Trump surveys Texas as Harvey rages on
HOUSTON – Reuters
The storm turning slowly in the Gulf of Mexico has brought catastrophic flooding to Texas, killing at least 13 people and paralyzing Houston, America’s fourth most populous city.
With damage expected to run well into the tens of billions of dollars, it will rank among the costliest U.S. natural disasters.
City officials readied temporary housing for about 19,000 people, with thousands more expected to flee as flooding entered its fourth day and space ran out in cramped shelters.
By Aug. 29, nearly 50,000 homes had suffered flood damage, Texas officials said, and the tally will climb.
Houston Mayor Sylvester Turner announced curfew from 12 a.m. to 5 a.m. amid reports of looting, armed robberies and people impersonating police officers.
Nearly a third of Harris County, with a population of 4.6 million, was under water, an area 15 times the size of Manhattan, the Houston Chronicle newspaper said.
Harvey has affected nearly a fifth of U.S. refining capacity, triggering worries about lack of gasoline and sending gasoline futures to a two-year high.

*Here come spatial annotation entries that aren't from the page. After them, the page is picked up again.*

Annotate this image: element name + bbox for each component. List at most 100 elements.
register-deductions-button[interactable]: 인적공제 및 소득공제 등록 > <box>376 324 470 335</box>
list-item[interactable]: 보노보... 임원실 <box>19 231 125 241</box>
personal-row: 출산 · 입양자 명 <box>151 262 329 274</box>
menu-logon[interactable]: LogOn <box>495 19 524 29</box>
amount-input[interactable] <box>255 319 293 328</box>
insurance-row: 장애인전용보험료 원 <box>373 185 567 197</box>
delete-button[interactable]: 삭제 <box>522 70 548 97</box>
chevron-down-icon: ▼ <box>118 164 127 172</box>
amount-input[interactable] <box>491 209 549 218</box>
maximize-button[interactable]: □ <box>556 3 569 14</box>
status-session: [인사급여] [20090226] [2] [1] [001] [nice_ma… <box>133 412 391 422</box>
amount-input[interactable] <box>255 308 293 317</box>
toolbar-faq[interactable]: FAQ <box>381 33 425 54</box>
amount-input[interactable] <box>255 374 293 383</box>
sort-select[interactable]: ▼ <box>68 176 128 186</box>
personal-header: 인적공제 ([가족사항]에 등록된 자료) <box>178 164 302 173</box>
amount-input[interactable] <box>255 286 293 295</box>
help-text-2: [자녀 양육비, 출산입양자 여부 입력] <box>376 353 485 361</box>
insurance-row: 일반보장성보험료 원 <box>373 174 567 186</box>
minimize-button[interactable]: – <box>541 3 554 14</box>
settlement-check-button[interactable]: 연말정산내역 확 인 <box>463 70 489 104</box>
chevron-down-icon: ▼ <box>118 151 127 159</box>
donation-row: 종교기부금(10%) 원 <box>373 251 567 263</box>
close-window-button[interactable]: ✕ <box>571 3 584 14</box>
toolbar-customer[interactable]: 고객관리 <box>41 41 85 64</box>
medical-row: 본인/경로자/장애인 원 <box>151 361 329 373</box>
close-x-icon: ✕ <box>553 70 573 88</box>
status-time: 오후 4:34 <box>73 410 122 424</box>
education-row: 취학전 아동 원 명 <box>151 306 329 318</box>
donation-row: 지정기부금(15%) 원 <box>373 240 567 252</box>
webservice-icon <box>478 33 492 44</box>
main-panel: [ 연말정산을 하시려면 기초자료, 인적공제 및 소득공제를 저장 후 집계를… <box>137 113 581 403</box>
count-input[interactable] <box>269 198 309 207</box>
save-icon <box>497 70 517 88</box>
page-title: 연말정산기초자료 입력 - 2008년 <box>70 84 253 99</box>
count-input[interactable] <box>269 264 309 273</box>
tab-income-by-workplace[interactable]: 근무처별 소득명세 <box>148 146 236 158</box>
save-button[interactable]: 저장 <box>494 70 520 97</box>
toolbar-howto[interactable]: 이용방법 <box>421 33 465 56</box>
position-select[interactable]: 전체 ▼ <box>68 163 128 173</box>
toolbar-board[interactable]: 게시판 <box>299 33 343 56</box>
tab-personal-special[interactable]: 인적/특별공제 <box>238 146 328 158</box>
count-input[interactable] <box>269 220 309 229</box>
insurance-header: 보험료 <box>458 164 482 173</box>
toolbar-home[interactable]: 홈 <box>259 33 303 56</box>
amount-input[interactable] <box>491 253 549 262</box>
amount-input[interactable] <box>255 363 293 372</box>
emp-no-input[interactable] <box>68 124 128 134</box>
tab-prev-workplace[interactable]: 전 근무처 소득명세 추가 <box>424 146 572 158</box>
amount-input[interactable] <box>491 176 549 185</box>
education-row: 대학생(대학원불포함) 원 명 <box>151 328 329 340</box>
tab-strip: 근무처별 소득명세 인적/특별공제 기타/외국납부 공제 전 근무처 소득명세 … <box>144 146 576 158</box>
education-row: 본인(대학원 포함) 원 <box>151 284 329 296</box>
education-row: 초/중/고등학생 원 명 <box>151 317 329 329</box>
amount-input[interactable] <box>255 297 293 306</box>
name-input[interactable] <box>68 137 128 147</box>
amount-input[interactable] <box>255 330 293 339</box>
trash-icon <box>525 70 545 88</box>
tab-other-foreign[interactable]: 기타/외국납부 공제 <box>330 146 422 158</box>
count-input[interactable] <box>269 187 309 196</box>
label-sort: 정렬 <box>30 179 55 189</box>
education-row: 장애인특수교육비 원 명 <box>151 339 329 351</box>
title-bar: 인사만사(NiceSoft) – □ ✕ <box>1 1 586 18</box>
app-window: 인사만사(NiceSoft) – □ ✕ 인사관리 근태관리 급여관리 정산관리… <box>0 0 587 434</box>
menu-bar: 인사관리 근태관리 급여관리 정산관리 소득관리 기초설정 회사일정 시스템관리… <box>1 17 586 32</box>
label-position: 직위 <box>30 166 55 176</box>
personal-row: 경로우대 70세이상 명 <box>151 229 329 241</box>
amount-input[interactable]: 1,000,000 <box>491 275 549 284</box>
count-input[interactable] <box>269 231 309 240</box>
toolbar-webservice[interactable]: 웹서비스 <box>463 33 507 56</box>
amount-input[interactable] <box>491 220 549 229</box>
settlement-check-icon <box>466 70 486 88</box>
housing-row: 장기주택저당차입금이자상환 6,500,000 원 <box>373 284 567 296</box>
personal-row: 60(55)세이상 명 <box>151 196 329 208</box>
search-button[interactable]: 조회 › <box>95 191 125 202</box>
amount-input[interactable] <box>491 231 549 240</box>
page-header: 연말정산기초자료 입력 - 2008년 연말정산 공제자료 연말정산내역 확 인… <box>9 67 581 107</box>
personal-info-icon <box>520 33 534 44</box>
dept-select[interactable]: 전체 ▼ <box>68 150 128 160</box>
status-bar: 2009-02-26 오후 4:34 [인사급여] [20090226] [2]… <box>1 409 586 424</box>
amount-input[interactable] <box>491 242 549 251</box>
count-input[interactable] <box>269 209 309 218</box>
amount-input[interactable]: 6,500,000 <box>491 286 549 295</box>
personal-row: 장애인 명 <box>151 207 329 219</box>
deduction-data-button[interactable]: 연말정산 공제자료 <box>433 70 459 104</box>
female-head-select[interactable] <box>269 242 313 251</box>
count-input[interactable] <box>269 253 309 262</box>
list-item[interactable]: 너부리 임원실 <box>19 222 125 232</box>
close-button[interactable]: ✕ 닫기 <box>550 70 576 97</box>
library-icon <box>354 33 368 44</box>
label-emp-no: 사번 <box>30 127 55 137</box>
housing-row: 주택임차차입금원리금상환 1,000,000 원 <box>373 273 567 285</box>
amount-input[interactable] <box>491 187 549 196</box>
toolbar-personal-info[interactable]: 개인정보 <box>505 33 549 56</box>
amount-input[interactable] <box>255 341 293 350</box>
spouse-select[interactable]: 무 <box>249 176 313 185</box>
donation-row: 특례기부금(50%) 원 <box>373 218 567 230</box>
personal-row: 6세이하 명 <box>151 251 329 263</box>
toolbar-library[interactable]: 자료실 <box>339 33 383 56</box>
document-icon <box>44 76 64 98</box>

Houston residents glimpsed patchy sunlight on Aug. 29 afternoon for the first time in days, but forecasters warned 15 to 30 cms of rain was on its way through Sept. 1, badly straining the dams and drainage systems that protect a low-lying metropolitan area whose economy is about as large as Argentina’s.
Harris County officials warned residents to evacuate as they released water from overflowing reservoirs to alleviate pressure on two dams, adding to flooding along the Buffalo Bayou waterway that runs through Houston.
Residents within 2.4 kilometers of a chemical plant in Crosby were also ordered to evacuate, due to the growing risk of an explosion and subsequent leak.
Trump, speaking in Corpus Christi near where Harvey first came ashore last week as the most powerful hurricane to strike Texas in more than 50 years, called for an exemplary relief effort.
“This was of epic proportion. Nobody’s ever seen anything like this,” Trump said of Tropical Storm Harvey, as he met state and federal officials for a briefing.
The president said he was pleased with the response, but it was too soon for a victory lap.
“We won’t say congratulations,” he said. “We don’t want to do that...We’ll congratulate each other when it’s all finished.”
Harvey has drawn comparisons with Hurricane Katrina, which devastated New Orleans 12 years ago, killing 1,800 people and causing an estimated $108 billion in damage.
Former President George W. Bush was criticized for his administration’s handling of the response to that disaster, causing a heavy toll in public support, and Trump clearly was aiming to avoid a similar reaction.
Damage from Harvey could cost Houston up to $50 billion in lost economic activity and property damage, the Houston Chronicle said, citing an estimate from the Greater Houston Partnership and Moody’s Analytics.
The 13 confirmed deaths included a family of six and Houston Police Sergeant Steve Perez, a 34-year force veteran who drowned while attempting to drive to work on Sunday, Police Chief Art Acevedo told reporters.
“We have work to do,” the 60-year-old Perez had said to his family, dismissing their appeals to him to stay home because of the flooding, Acevedo told a news conference.
In Beaumont, northeast of Houston, raging floods swept away a woman clutching her baby daughter, who was saved although her mother died, police said.
U.S. Coast Guard air units and boats have rescued more than 4,000 people. Citizen volunteers used boats to bring to safety hundreds more.
The water line is higher than the roofs of some houses, said Commander Jim Spitler, commanding officer of Coast Guard Air Station Houston. He urged people stuck on roofs after dark to shine a flashlight or a cell phone light into the night sky, to attract the attention of air crews.
A record 131.78 cm of rain has fallen in Texas due to Harvey, a record for any storm in the continental United States, the National Hurricane Center said on Aug. 29.
That breaks a 1978 record of 122 cm during tropical storm Amelia in Medina, Texas, it added. In 1950, before Hawaii became a U.S. state, tropical cyclone Hiki dumped 132 cm of rain on the island of Kauai.